Enfin, le CC s’est penché sur la question de la FAQ sur les interrelations entre la Convention UPOV, la Convention sur la diversité biologique (CDB) et le Traité international sur les ressources phytogénétiques pour l’alimentation et l’agriculture (TIRPAA). Après avoir été question de consulter la CBD et le TIRPAA pour obtenir leur avis dessus avant adoption, cette option a été rejetée, et il a été décidé que le bureau de l’Office ferai un projet, basé sur les retours des membres.
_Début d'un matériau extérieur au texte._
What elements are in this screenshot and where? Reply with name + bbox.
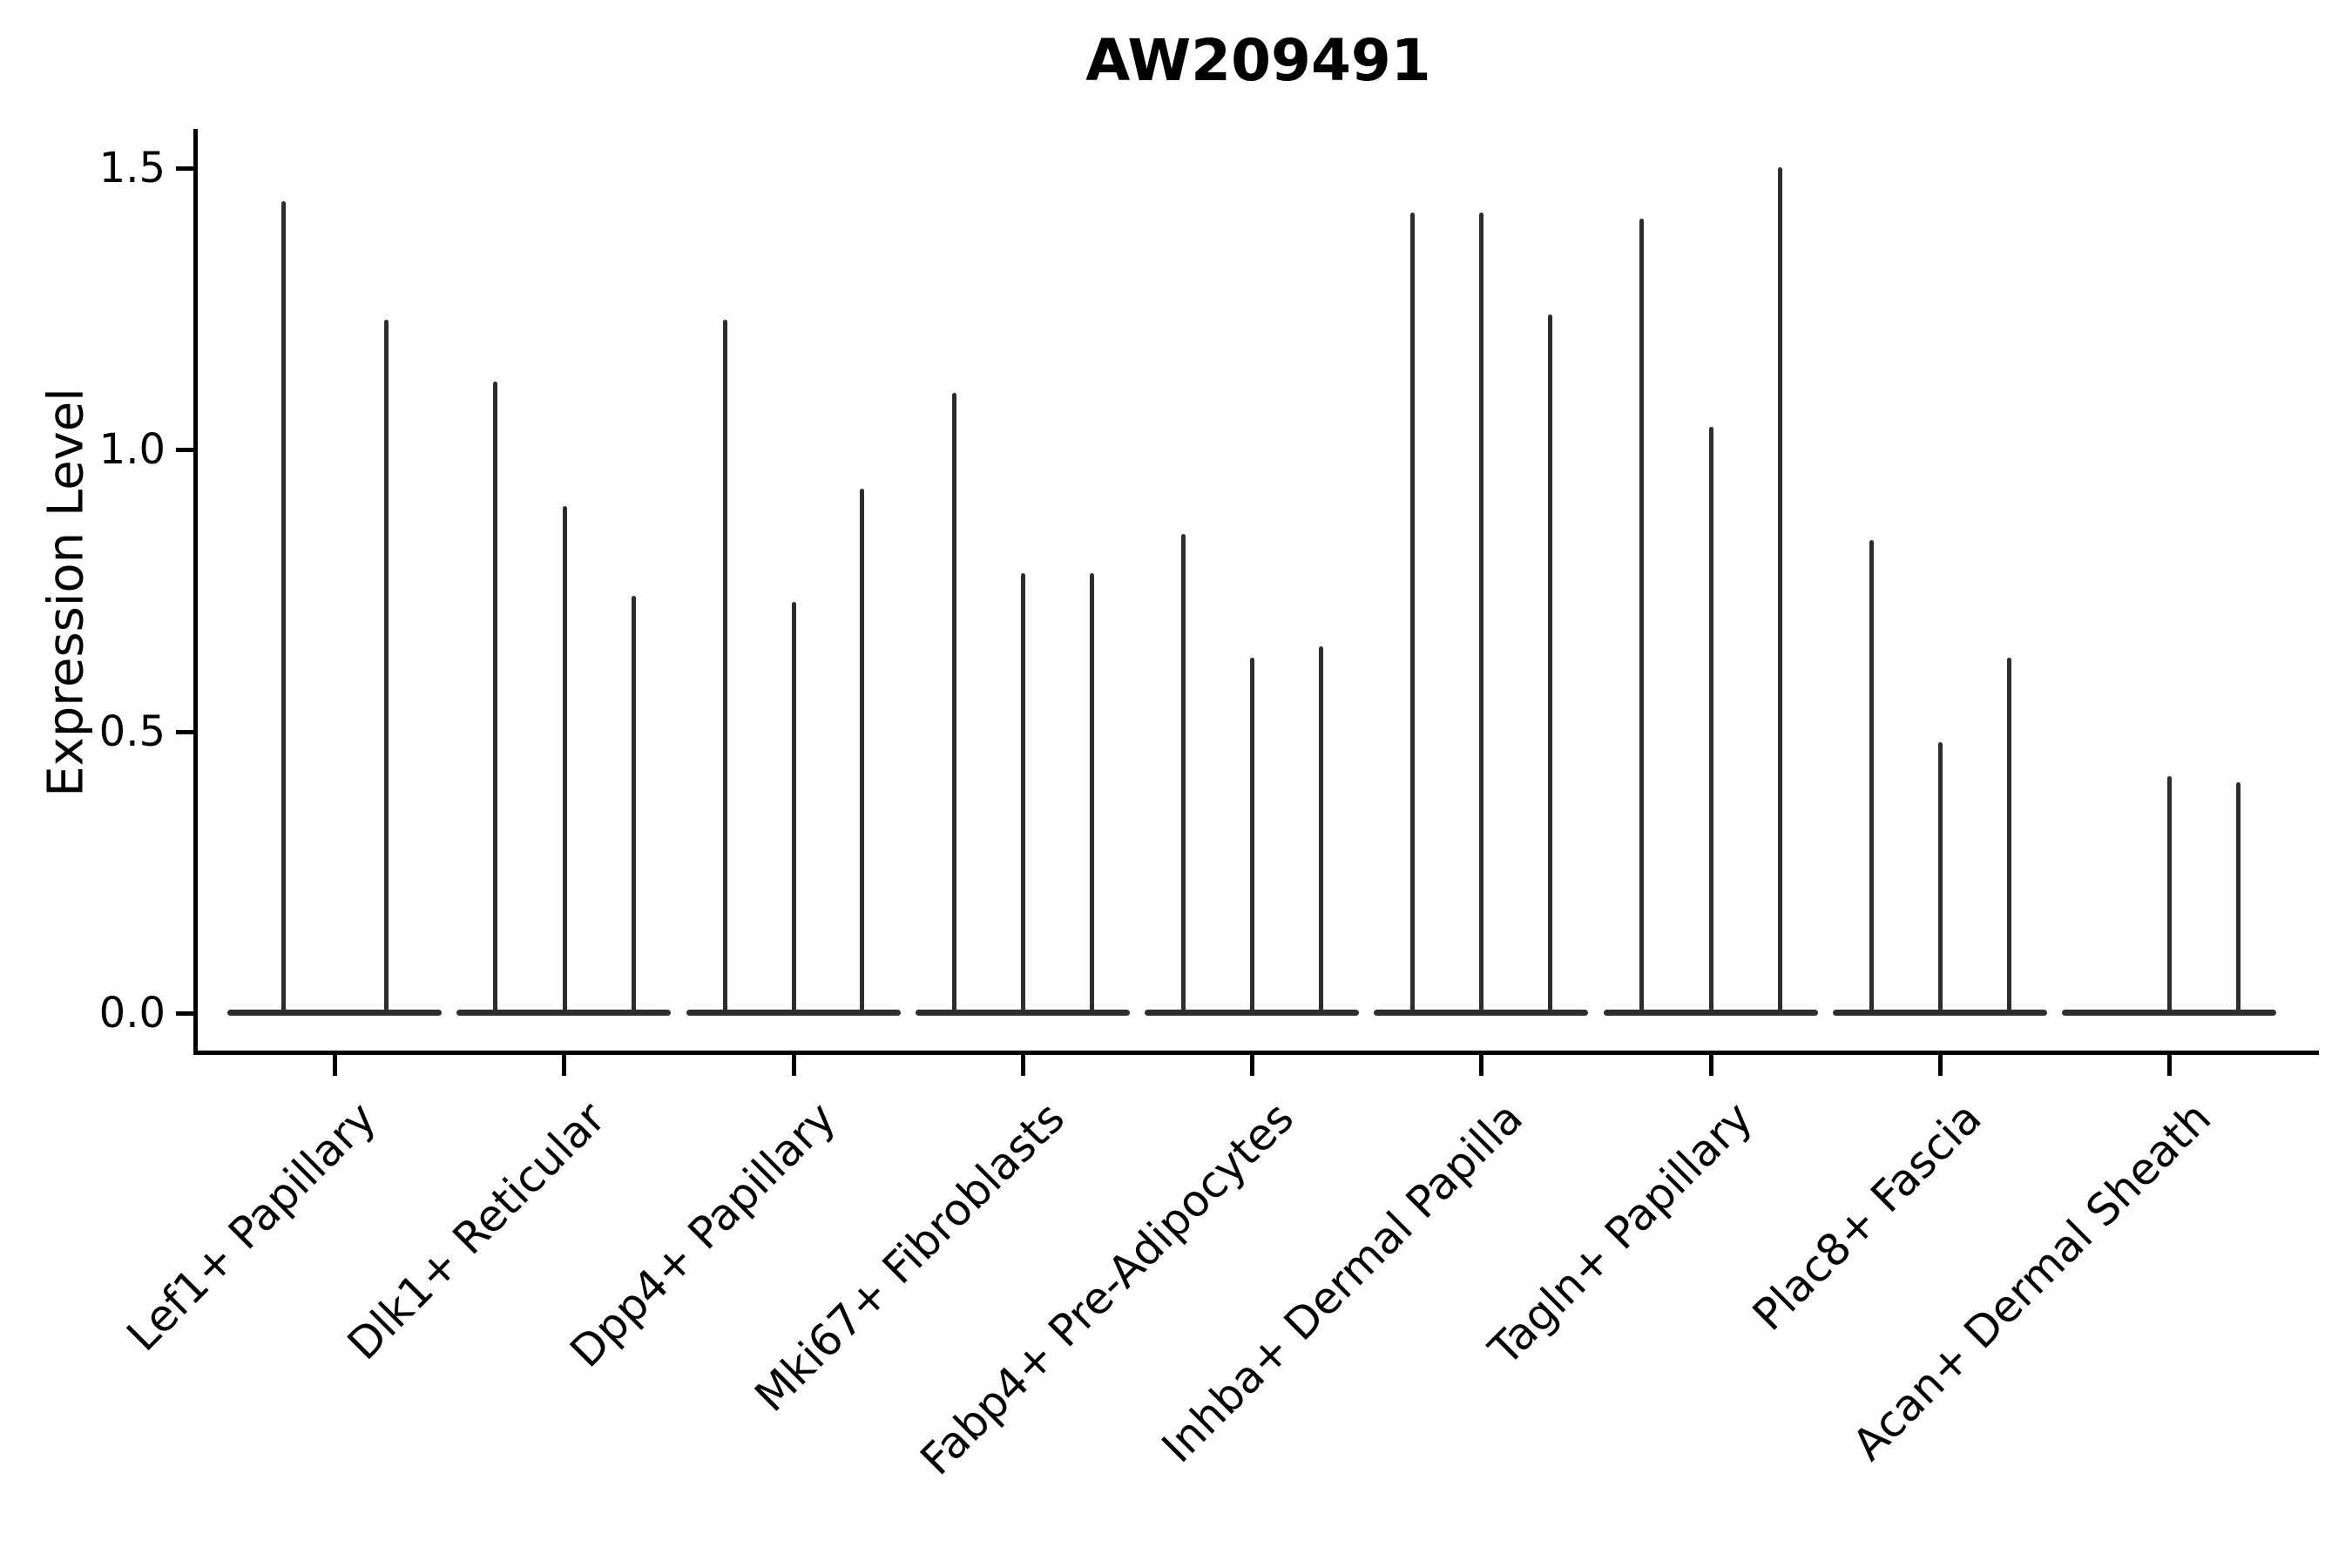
x-tick-label: Plac8+ Fascia	[1743, 1092, 1992, 1341]
violin-spike	[1090, 573, 1094, 1013]
violin-spike	[1778, 167, 1782, 1013]
y-tick-label: 1.5	[98, 143, 166, 193]
violin-spike	[952, 393, 956, 1013]
violin-spike	[632, 596, 636, 1013]
x-tick-mark	[1021, 1055, 1025, 1076]
violin-spike	[2167, 776, 2172, 1013]
y-tick-mark	[176, 448, 197, 452]
x-tick-mark	[1250, 1055, 1254, 1076]
violin-base	[227, 1010, 442, 1016]
violin-spike	[2236, 782, 2240, 1013]
y-tick-mark	[176, 166, 197, 171]
violin-spike	[1639, 219, 1644, 1013]
violin-spike	[1021, 573, 1025, 1013]
violin-spike	[281, 201, 286, 1013]
y-tick-label: 1.0	[98, 425, 166, 474]
x-tick-mark	[1709, 1055, 1713, 1076]
violin-spike	[2007, 658, 2011, 1013]
y-tick-label: 0.0	[98, 989, 166, 1037]
violin-spike	[1938, 742, 1943, 1013]
violin-spike	[563, 506, 567, 1013]
violin-spike	[1548, 314, 1552, 1013]
y-tick-mark	[176, 1011, 197, 1016]
y-tick-mark	[176, 729, 197, 734]
y-tick-label: 0.5	[98, 706, 166, 756]
x-axis-spine	[193, 1051, 2319, 1055]
x-tick-label: Lef1+ Papillary	[117, 1092, 387, 1362]
x-tick-mark	[1479, 1055, 1484, 1076]
x-tick-label: Fabp4+ Pre-Adipocytes	[910, 1092, 1304, 1485]
violin-spike	[1181, 534, 1186, 1013]
violin-spike	[1869, 540, 1874, 1013]
violin-spike	[1319, 646, 1323, 1013]
x-tick-mark	[333, 1055, 337, 1076]
violin-spike	[1250, 658, 1254, 1013]
violin-spike	[1479, 213, 1484, 1013]
violin-spike	[384, 320, 389, 1013]
violin-spike	[723, 320, 727, 1013]
violin-spike	[1709, 427, 1713, 1013]
violin-spike	[792, 602, 796, 1013]
x-tick-mark	[2167, 1055, 2172, 1076]
violin-spike	[493, 382, 497, 1013]
violin-spike	[860, 489, 864, 1013]
violin-spike	[1410, 213, 1415, 1013]
y-axis-spine	[193, 129, 198, 1055]
x-tick-mark	[1938, 1055, 1943, 1076]
x-tick-mark	[792, 1055, 796, 1076]
chart-title: AW209491	[1085, 27, 1431, 94]
x-tick-mark	[562, 1055, 566, 1076]
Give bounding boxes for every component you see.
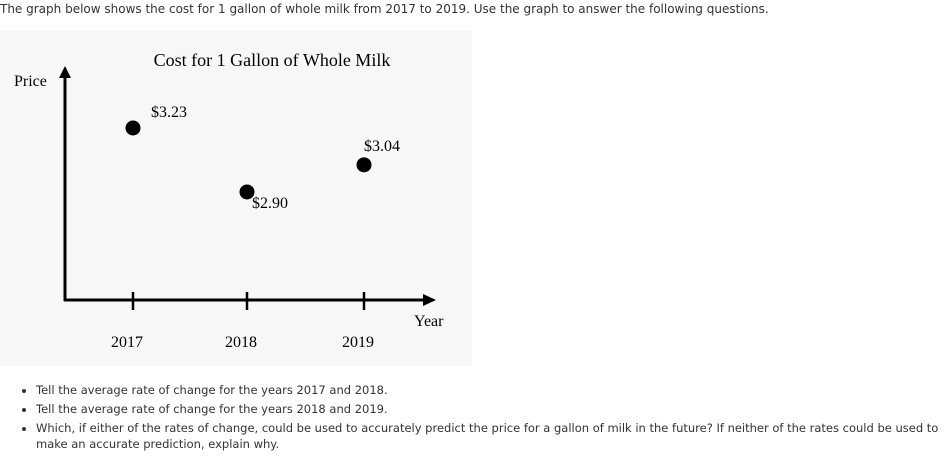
- chart-title: Cost for 1 Gallon of Whole Milk: [154, 50, 391, 70]
- question-item: Tell the average rate of change for the …: [36, 382, 945, 398]
- x-tick-label: 2018: [225, 334, 257, 351]
- x-axis-label: Year: [414, 313, 444, 330]
- question-item: Tell the average rate of change for the …: [36, 401, 945, 417]
- milk-price-chart: Cost for 1 Gallon of Whole Milk Price Ye…: [14, 50, 444, 351]
- x-axis-arrow-icon: [423, 294, 436, 306]
- data-point: [239, 184, 255, 200]
- data-label: $2.90: [252, 195, 288, 212]
- data-label: $3.04: [364, 138, 400, 155]
- data-point: [356, 157, 372, 173]
- y-axis-label: Price: [14, 73, 47, 90]
- questions-list: Tell the average rate of change for the …: [18, 382, 945, 455]
- chart-figure: Cost for 1 Gallon of Whole Milk Price Ye…: [0, 30, 472, 366]
- y-axis-arrow-icon: [59, 66, 71, 78]
- intro-text: The graph below shows the cost for 1 gal…: [0, 2, 769, 16]
- data-point: [125, 120, 141, 136]
- data-label: $3.23: [151, 104, 187, 121]
- question-item: Which, if either of the rates of change,…: [36, 420, 945, 452]
- x-tick-label: 2019: [342, 334, 374, 351]
- x-tick-label: 2017: [111, 334, 143, 351]
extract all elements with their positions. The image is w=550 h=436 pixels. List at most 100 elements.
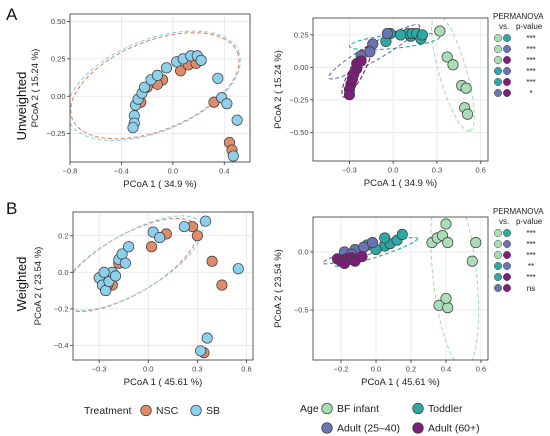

Conseil (C), 29 octobre 2021, ouvert au public

Lors de cette réunion du Conseil ont notamment été examinées la conformité de nouvelles lois sur la protection des obtentions végétales par rapport avec l’UPOV 1991 pour plusieurs pays :

  • Jamaïque : le Conseil a estimé que le projet de loi sur les nouvelles variétés végétales de 2021 était conforme à l’UPOV 1991. Cela permet à la Jamaïque, une fois le projet de loi adopté, de déposer son instrument d’adhésion à l’UPOV 1991

  • Ghana : en septembre, le Conseil avait aussi reconnu la conformité de la loi sur la protection des obtentions végétales du Ghana avec l’UPOV 1991. Cette décision est surprenante car la loi ghanéenne entre clairement en contradiction avec l’art. 18 de l’UPOV 1991. En effet, celui-ci indique que le droit de l’obtenteur est indépendant de toute mesure prise par une partie contractante pour règlementer le commerce, alors que la clause 22 de loi ghanéenne établit que le droit de l’obtenteur est soumis à toute mesure prise pour réguler le commerce.

  • Nigeria : en août, le Conseil a réaffirmé sa décision de 2019 sur la conformité de la loi sur la protection des variétés végétales du Nigéria avec l’acte de 1991.

Il est intéressant de noter que des contestations constitutionnelles sur ces nouvelles lois ont été déposées au Ghana et au Nigeria.